Groził wysadzeniem budynku
Szczecińscy policjanci zatrzymali mężczyznę, który odkręcił kurki z gazem i groził , że wysadzi blok. Zatrzymany był nietrzeźwy, miał ponad 2 promile alkoholu w organizmie. Teraz najbliższe dwa miesiące spędzi w areszcie.
Szczecińscy policjanci otrzymali telefoniczne zgłoszenie o kobiecie, która przez okno wzywa pomocy i mówi, że jej syn chce wysadzić budynek i odkręcił kurki z gazem. Kiedy mundurowi dotarli na miejsce, nikt nie otworzył im drzwi. Z mieszkania dobiegała głośna muzyka i czuć było woń wydobywającego się gazu. Na miejsce wezwano służby ratunkowe oraz pogotowie gazowe. Pracownicy gazowni odłączyli gaz w całym budynku a strażacy wyważyli drzwi.

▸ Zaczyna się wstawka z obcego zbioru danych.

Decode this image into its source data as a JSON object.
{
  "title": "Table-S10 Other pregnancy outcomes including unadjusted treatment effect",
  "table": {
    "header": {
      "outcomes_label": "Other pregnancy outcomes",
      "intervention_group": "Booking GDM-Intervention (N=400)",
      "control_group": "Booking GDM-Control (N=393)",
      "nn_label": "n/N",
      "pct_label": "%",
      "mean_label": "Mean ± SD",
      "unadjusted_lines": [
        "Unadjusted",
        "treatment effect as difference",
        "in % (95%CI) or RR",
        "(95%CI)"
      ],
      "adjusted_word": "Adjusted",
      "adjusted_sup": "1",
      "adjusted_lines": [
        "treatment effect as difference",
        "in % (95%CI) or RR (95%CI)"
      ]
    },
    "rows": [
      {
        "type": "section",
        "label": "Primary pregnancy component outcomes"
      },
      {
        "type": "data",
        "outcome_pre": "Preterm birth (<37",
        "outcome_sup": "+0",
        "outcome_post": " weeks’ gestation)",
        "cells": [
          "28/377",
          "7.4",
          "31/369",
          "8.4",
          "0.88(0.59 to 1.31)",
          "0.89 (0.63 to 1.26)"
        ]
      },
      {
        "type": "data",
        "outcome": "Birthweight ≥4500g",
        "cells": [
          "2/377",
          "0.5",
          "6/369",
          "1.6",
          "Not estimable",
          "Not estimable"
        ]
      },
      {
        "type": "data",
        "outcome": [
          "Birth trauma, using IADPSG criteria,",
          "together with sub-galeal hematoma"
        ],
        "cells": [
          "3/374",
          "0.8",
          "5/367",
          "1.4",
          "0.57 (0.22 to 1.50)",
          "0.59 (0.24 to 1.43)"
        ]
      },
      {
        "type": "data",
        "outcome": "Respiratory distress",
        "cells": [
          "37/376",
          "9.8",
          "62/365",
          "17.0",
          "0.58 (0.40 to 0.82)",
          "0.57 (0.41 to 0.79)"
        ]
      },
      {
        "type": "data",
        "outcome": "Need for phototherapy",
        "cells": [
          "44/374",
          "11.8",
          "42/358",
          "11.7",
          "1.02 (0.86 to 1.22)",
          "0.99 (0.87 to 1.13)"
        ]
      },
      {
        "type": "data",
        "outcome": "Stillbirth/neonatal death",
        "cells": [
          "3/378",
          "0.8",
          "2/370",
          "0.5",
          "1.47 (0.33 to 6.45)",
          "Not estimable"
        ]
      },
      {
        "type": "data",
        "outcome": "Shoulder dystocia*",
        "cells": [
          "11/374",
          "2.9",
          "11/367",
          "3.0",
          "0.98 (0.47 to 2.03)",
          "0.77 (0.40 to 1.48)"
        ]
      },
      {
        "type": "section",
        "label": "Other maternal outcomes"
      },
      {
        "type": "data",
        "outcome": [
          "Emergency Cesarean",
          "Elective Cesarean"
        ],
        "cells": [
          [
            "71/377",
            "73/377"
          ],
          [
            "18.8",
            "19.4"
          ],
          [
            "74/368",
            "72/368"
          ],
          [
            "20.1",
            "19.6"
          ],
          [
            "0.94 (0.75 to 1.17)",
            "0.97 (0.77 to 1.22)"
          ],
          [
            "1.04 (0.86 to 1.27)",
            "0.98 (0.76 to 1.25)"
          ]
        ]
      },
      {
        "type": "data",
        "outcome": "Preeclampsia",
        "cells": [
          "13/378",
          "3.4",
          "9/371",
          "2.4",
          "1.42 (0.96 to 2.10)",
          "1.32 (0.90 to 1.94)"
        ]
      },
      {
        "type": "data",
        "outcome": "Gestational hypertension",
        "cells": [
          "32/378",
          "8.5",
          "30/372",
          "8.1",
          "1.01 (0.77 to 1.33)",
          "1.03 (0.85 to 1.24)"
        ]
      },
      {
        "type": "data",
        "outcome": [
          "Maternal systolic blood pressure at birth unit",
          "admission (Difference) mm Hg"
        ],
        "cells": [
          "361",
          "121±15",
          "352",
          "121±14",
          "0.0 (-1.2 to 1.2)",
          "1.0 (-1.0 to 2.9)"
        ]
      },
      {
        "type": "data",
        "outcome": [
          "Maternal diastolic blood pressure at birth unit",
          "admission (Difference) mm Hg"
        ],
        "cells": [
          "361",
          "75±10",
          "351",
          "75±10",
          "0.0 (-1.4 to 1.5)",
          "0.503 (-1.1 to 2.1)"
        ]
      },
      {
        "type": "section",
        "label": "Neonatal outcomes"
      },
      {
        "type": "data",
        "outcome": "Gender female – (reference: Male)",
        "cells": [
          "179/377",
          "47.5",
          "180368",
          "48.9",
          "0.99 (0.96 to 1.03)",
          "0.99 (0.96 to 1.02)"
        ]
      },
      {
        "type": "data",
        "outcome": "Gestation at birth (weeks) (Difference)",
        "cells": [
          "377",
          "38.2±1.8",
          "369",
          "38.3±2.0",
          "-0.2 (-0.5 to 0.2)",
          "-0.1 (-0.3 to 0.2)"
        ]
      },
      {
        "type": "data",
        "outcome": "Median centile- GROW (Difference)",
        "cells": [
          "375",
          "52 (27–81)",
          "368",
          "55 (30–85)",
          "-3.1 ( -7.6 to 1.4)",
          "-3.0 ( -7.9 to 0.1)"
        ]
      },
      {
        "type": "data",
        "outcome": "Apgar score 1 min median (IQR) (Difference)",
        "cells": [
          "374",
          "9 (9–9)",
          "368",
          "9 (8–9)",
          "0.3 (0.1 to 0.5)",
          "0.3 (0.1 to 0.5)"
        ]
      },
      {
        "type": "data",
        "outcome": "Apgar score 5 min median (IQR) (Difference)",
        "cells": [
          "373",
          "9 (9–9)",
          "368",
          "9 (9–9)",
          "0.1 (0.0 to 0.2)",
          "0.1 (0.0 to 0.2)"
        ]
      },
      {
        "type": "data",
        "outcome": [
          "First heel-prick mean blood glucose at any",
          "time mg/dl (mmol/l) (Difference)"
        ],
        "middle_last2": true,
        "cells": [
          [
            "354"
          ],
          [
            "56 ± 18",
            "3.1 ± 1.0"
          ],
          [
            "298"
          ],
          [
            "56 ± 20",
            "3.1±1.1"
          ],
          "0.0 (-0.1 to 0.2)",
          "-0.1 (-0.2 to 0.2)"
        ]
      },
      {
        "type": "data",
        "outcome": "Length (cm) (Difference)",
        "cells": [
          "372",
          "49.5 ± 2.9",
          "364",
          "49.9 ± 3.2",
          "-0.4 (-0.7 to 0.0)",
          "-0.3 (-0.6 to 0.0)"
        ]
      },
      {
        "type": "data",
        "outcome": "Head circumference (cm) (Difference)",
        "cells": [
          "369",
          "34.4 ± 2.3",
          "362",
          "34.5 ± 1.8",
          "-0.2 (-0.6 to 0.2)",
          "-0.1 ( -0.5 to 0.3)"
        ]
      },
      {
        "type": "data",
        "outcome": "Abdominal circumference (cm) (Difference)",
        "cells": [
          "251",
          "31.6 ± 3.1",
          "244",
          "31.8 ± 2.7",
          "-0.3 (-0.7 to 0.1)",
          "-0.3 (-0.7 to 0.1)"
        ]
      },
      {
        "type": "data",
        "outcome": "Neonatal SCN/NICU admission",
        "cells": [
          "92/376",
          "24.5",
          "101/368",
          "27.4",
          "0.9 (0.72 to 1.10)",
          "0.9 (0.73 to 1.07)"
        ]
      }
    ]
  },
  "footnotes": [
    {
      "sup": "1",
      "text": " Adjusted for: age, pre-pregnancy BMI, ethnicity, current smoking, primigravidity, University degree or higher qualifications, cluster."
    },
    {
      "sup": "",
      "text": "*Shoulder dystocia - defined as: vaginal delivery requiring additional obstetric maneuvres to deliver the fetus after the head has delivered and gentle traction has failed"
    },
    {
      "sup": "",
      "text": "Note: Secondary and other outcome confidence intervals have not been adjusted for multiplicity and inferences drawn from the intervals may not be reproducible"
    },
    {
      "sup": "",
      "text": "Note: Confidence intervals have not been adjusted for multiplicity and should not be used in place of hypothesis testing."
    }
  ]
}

Po wejściu do środka policjanci obezwładnili mężczyznę, który groził wysadzeniem budynku. Podczas zatrzymania 53-latek był nietrzeźwy (ponad 2,2 promile) i agresywny. Trafił do izby wytrzeźwień. Kobieta, którą zamknął, po udzieleniu pierwszej pomocy pozostała w mieszkaniu.
W związku z tym mundurowi z Niebuszewa zaczęli zbierać materiał dowodowy pod kątem spowodowania zagrożenia życia i zdrowia dla wielu ludzi. Zebrany materiał pozwolił na przedstawienie mężczyźnie zarzutów. Sprawa trafiła do sądu z wnioskiem o tymczasowe aresztowanie, gdzie na posiedzeniu sędzia postanowił, że , 53-latek najbliższe 2 miesiące spędzi w areszcie.
Za to przestępstwo grozi do 8 lat pozbawienia wolności.